I am certainly a fan of taking the road less travelled and less populated. That road can get mighty lonely and make you want to run to the nearest highway just for the company. I get it. I understand that. At times, I have tried my hardest to be his cheerleader. To encourage, be Christ-like by upholding a brother. I may not currently practice anything in the way of religion, but I know enough being raised in church that I would never question someone’s truth. I know I want to discount it just to save him the grief, but that would put me in dangerous territory, spiritually speaking, and I really do not need that kind of negative attention from Him.

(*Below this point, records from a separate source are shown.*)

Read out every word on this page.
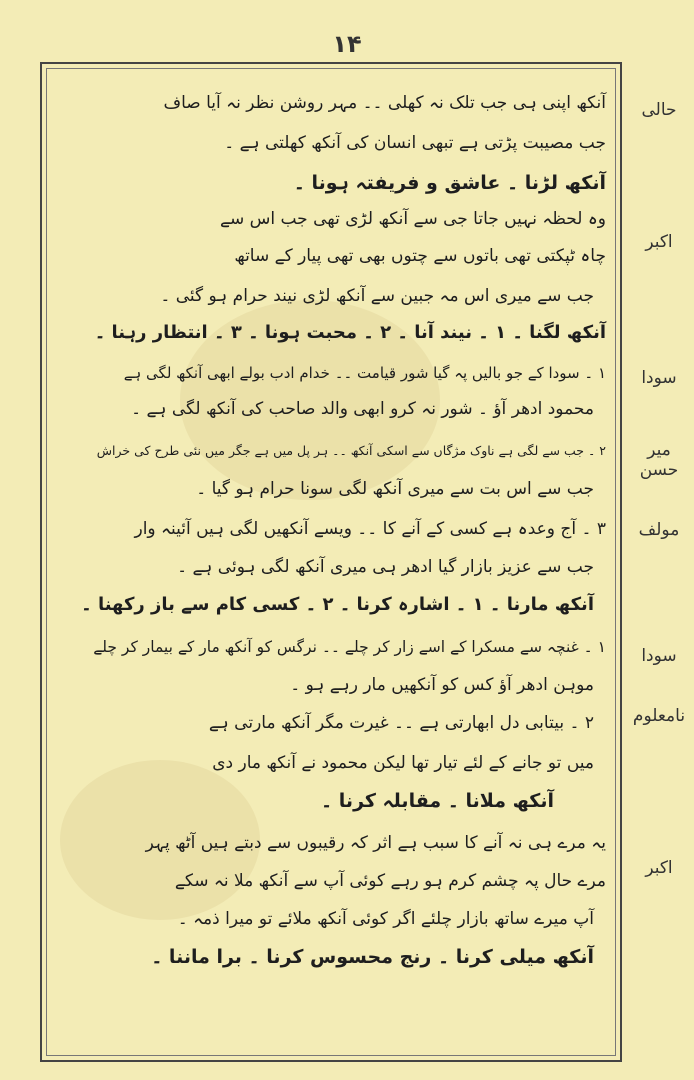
۱۴
حالی
اکبر
سودا
میر حسن
مولف
سودا
نامعلوم
اکبر
آنکھ اپنی ہی جب تلک نہ کھلی ۔۔ مہر روشن نظر نہ آیا صاف
جب مصیبت پڑتی ہے تبھی انسان کی آنکھ کھلتی ہے ۔
آنکھ لڑنا ۔ عاشق و فریفتہ ہونا ۔
وہ لحظہ نہیں جاتا جی سے آنکھ لڑی تھی جب اس سے
چاہ ٹپکتی تھی باتوں سے چتوں بھی تھی پیار کے ساتھ
جب سے میری اس مہ جبین سے آنکھ لڑی نیند حرام ہو گئی ۔
آنکھ لگنا ۔ ۱ ۔ نیند آنا ۔ ۲ ۔ محبت ہونا ۔ ۳ ۔ انتظار رہنا ۔
۱ ۔ سودا کے جو بالیں پہ گیا شور قیامت ۔۔ خدام ادب بولے ابھی آنکھ لگی ہے
محمود ادھر آؤ ۔ شور نہ کرو ابھی والد صاحب کی آنکھ لگی ہے ۔
۲ ۔ جب سے لگی ہے ناوک مژگاں سے اسکی آنکھ ۔۔ ہر پل میں ہے جگر میں نئی طرح کی خراش
جب سے اس بت سے میری آنکھ لگی سونا حرام ہو گیا ۔
۳ ۔ آج وعدہ ہے کسی کے آنے کا ۔۔ ویسے آنکھیں لگی ہیں آئینہ وار
جب سے عزیز بازار گیا ادھر ہی میری آنکھ لگی ہوئی ہے ۔
آنکھ مارنا ۔ ۱ ۔ اشارہ کرنا ۔ ۲ ۔ کسی کام سے باز رکھنا ۔
۱ ۔ غنچہ سے مسکرا کے اسے زار کر چلے ۔۔ نرگس کو آنکھ مار کے بیمار کر چلے
موہن ادھر آؤ کس کو آنکھیں مار رہے ہو ۔
۲ ۔ بیتابی دل ابھارتی ہے ۔۔ غیرت مگر آنکھ مارتی ہے
میں تو جانے کے لئے تیار تھا لیکن محمود نے آنکھ مار دی
آنکھ ملانا ۔ مقابلہ کرنا ۔
یہ مرے ہی نہ آنے کا سبب ہے اثر کہ رقیبوں سے دبتے ہیں آٹھ پہر
مرے حال پہ چشم کرم ہو رہے کوئی آپ سے آنکھ ملا نہ سکے
آپ میرے ساتھ بازار چلئے اگر کوئی آنکھ ملائے تو میرا ذمہ ۔
آنکھ میلی کرنا ۔ رنج محسوس کرنا ۔ برا ماننا ۔
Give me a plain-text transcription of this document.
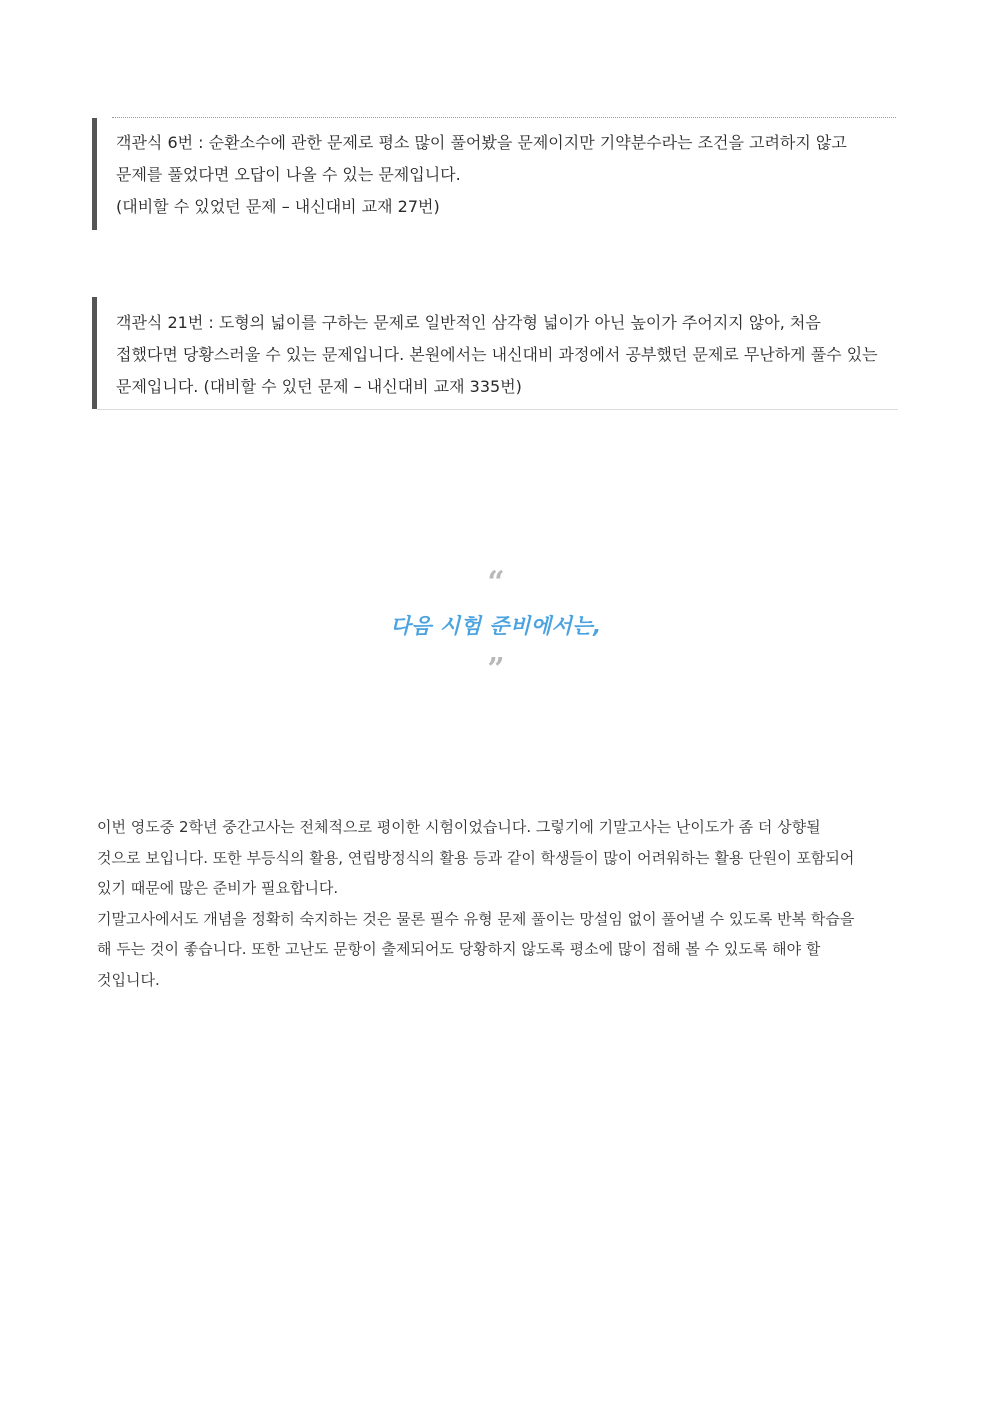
객관식 6번 : 순환소수에 관한 문제로 평소 많이 풀어봤을 문제이지만 기약분수라는 조건을 고려하지 않고

문제를 풀었다면 오답이 나올 수 있는 문제입니다.

(대비할 수 있었던 문제 – 내신대비 교재 27번)

객관식 21번 : 도형의 넓이를 구하는 문제로 일반적인 삼각형 넓이가 아닌 높이가 주어지지 않아, 처음

접했다면 당황스러울 수 있는 문제입니다. 본원에서는 내신대비 과정에서 공부했던 문제로 무난하게 풀수 있는

문제입니다. (대비할 수 있던 문제 – 내신대비 교재 335번)

“
다음 시험 준비에서는,
”

이번 영도중 2학년 중간고사는 전체적으로 평이한 시험이었습니다. 그렇기에 기말고사는 난이도가 좀 더 상향될

것으로 보입니다. 또한 부등식의 활용, 연립방정식의 활용 등과 같이 학생들이 많이 어려워하는 활용 단원이 포함되어

있기 때문에 많은 준비가 필요합니다.

기말고사에서도 개념을 정확히 숙지하는 것은 물론 필수 유형 문제 풀이는 망설임 없이 풀어낼 수 있도록 반복 학습을

해 두는 것이 좋습니다. 또한 고난도 문항이 출제되어도 당황하지 않도록 평소에 많이 접해 볼 수 있도록 해야 할

것입니다.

Lennox heard from God, and obeyed. Seems so simple, yet I can’t even stick to a hair color so I have no real measuring stick with which to compare personally. In the spirit of full disclosure, I must confess that I am relieved that I have not been “blessed” with my own particular truth/revelation/prophecy/fortune cookie enlightenment (insert whatever word best suits you). Additionally, I am not a divorcee which makes this exclusive club off-limits or at the very least makes me hesitate to proffer advice when it can be so easily refuted. However, I will say that I think I share in the same feelings when it comes to all those who love Lenny. We just do not get it, and if we do get it, we feel really helpless.
Perhaps, I am just a too realistic when it comes to matters of the heart. I have wanted to reason with him, to talk him out of it, to understand it, to support him and sometimes to not even broach the subject because I know I cannot fake any more platitudes. It is more than a little difficult to stand by watching while a dear friend undertakes a seemingly suicidal mission.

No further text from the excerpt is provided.